Dans le domaine politique, voilà longtemps que les responsables des deux pays ne se croisent plus que lors d’événements multilatéraux. En matière de relations internationales, la référence reste la Convention de Vienne sur les relations diplomatiques de 1961. L’article 45 de ce texte trace le cadre général de la rupture de relations diplomatiques entre deux États. «En cas de rupture de relations diplomatiques entre deux États, ou si une mission est rappelée définitivement ou temporairement : l’État accréditaire est tenu, même en cas de conflit armé, de respecter et de protéger les locaux de la mission, ainsi que ses biens et ses archives ; l’État accréditant peut confier la garde des locaux de la mission, avec les biens qui s’y trouvent, ainsi que les archives, à un État tiers acceptable pour l’État accréditaire ; l’État accréditant peut confier la protection de ses intérêts et de ceux de ses ressortissants à un État tiers acceptable pour l’État accréditaire.»
En clair : l’Algérie ferme les locaux de son ambassade à Rabat, rappelle l’ensemble des diplomates à l’exception du chargé d’affaires. Ce dernier peut ouvrir une section au sein de l’ambassade d’un pays tiers accrédité à Rabat qui représentera les intérêts de l’Algérie.
Autre mesure probable : l’institution d’un visa pour les ressortissants marocains. En août 1994, au lendemain de l’attentat contre un hôtel de Marrakech, le Maroc avait expulsé — souvent par la force — des milliers de touristes algériens et institué de façon unilatérale un visa. Alger a ensuite appliqué le principe de la réciprocité. Le 30 juillet 2004, Rabat décidait de supprimer cette mesure, qui sera suivie par une décision similaire de la part d’Alger le 2 avril 2005.
Le spectre des spoliations de 1973
Reste la situation des milliers de ressortissants des deux pays qui vivent de part et d’autre de la frontière. Lors de la conférence de presse de mardi, le ministre des Affaires étrangères avait assuré que la rupture des relations avec le Maroc «ne touchera pas les citoyens des deux pays», puisque, expliquera-t-il, «les affaires consulaires travailleront normalement». Cependant, le Makhzen a prouvé qu’il est capable de prendre des mesures coercitives contre les ressortissants algériens comme cela a été le cas en 1973, lorsque Hassan II avait signé un décret royal pour spolier les terres de 273 propriétaires algériens.
Au total, ce sont 15 965 hectares de terres agricoles qui ont été nationalisés au profit de la Sogeta, une société publique. Ce dossier reste jusqu’à aujourd’hui en suspens, puisque le gouvernement marocain refuse de l’assainir.

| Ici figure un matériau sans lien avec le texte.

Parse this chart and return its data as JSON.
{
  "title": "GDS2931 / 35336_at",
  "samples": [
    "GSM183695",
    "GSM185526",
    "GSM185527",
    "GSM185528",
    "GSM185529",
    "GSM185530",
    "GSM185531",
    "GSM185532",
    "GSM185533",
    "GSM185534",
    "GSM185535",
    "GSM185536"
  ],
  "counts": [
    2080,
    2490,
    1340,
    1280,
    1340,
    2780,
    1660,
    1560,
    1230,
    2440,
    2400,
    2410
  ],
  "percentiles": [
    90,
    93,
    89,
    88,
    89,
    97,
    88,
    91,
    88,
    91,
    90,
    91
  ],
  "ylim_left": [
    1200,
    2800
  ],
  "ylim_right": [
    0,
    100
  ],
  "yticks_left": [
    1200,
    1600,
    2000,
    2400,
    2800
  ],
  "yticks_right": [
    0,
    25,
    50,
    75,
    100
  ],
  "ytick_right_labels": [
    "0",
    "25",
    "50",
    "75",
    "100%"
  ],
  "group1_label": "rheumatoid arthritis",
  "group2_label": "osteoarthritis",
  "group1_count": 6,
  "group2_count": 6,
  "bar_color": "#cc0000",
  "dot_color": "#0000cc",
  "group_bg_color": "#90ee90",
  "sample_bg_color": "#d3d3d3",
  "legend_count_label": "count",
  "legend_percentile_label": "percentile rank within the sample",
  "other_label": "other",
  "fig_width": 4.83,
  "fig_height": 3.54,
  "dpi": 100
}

Sur le plan économique, et à l’exception de la vente de gaz à travers le gazoduc Gazoduc Maghreb Europe (GME), les relations entre les entreprises algériennes et marocaines sont très peu développées. Ces dernières années, l’Office chérifien du phosphate (OCP) a importé de grandes quantités d’ammoniaque auprès de l’entreprise algérienne Fertial. L’ammoniaque est utilisée dans la production d’engrais phosphatés.
Par ailleurs, le Maroc continue d’importer de l’énergie électrique à partir d’Algérie. En fait, des restrictions économiques ne sont pas à écarter dans le cadre de cette rupture des relations avec le Maroc. Elles pourraient entrer en droite ligne avec l’instruction prise par Abdelmadjid Tebboune, en mai dernier, de résilier les contrats établis par la Société algérienne d’assurance (SAA), et la Compagnie algérienne d’assurance et de réassurance (CAAR) avec des entreprises marocaines spécialisées dans le développement de logiciels. Mais le véritable défi est avant tout sécuritaire.
Le Maroc, avec l’appui de son allié stratégique Israël, pourrait en effet augmenter le niveau de son hostilité envers l’Algérie.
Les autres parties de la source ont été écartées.